I will go back to my other point concerning some of the eminent people named in this House by the Deputies opposite. Association with politics or standing for public office is not a debarment to service. It is demeaning public life and democracy for anybody who has the courage to put their name on a ballot paper or who works in the political sphere to be designated as a crony. It might get short-term gain for the Deputies opposite but ultimately it does great damage to the democratic process. We are all, in parties and as Independents, seeking to get people involved in the political system. If we determine in this House that association with any of our political parties or with the political system would debar a person from being selected - even if one is eminently suitable, as many of the people listed by the Deputies opposite are - it will do our democracy a great disservice.
I do not query the eminence of any of the individuals I have named. I am querying the big dilemma for us as a society, which is the continued use and abuse of political patronage by the Government, by the Minister's party and by Fine Gael, his partners in government. That is the issue; it is not about individuals. It is about the fact that the Minister still believes, à la Fianna Fáil, that he is in charge and that he can use these State appointments either as consolation prizes for people or a mechanism - as in the case of Mr. McNulty, who I am sure is a very good man - to give someone a leg-up in terms of his electoral ambitions.
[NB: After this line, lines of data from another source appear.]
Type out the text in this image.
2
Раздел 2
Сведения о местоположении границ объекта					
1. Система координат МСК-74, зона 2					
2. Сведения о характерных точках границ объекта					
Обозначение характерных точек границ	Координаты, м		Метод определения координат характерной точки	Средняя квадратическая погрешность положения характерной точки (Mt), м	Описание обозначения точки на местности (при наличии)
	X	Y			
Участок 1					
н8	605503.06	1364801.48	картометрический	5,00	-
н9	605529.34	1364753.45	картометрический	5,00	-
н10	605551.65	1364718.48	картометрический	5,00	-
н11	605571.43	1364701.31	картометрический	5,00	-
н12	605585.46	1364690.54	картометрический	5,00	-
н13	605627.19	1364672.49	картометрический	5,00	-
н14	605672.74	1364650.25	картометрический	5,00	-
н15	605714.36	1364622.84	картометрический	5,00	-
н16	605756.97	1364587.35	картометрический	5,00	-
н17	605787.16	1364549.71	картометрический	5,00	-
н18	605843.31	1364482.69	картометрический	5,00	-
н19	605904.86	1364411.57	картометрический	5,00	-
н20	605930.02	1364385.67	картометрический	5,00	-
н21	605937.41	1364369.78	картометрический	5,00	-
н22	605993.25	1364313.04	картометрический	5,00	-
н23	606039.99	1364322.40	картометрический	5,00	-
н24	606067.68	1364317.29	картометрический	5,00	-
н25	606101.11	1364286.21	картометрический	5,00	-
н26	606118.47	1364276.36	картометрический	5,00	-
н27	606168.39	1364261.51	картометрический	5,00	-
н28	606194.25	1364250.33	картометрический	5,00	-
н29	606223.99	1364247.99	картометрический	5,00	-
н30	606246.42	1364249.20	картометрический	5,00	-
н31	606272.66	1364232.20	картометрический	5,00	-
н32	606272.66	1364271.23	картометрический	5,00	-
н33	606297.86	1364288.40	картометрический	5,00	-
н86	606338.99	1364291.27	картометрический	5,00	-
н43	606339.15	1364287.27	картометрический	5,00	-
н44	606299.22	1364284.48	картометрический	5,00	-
Incidentally, the North-South body appointments are cleared by the North-South Ministerial Council. The Minister's current party leader, the Tánaiste and Minster for Social Protection, Deputy Joan Burton, was at the meeting that cleared those appointments. That is how it works. The North also has a public appointments system.
Did the Minister approve of Mr. McNulty's appointment and does he approve of Deputy Pat Rabbitte's carry on?
All those on the Sinn Féin list of appointments - all of whom I am sure are excellently suitable people, many of whom served in office for Sinn Féin or worked for that party - are simply validated by the process, as the Deputy knows.
The issue now is that we have changed that system. For the first time in our history, we have put in a new transparent system to get away from the Sinn Féin and Fianna Fáil nominations that have scattered the landscape for years. We have a new system at the heart of which we have set out objective suitability criteria. Individuals apply and are individually vetted and assessed by the Public Appointments Service. They are then submitted if they are appropriate. Only an appropriate person can be submitted to a Minister for appointment and that is the way it should be. I know that it will be transformative from now on.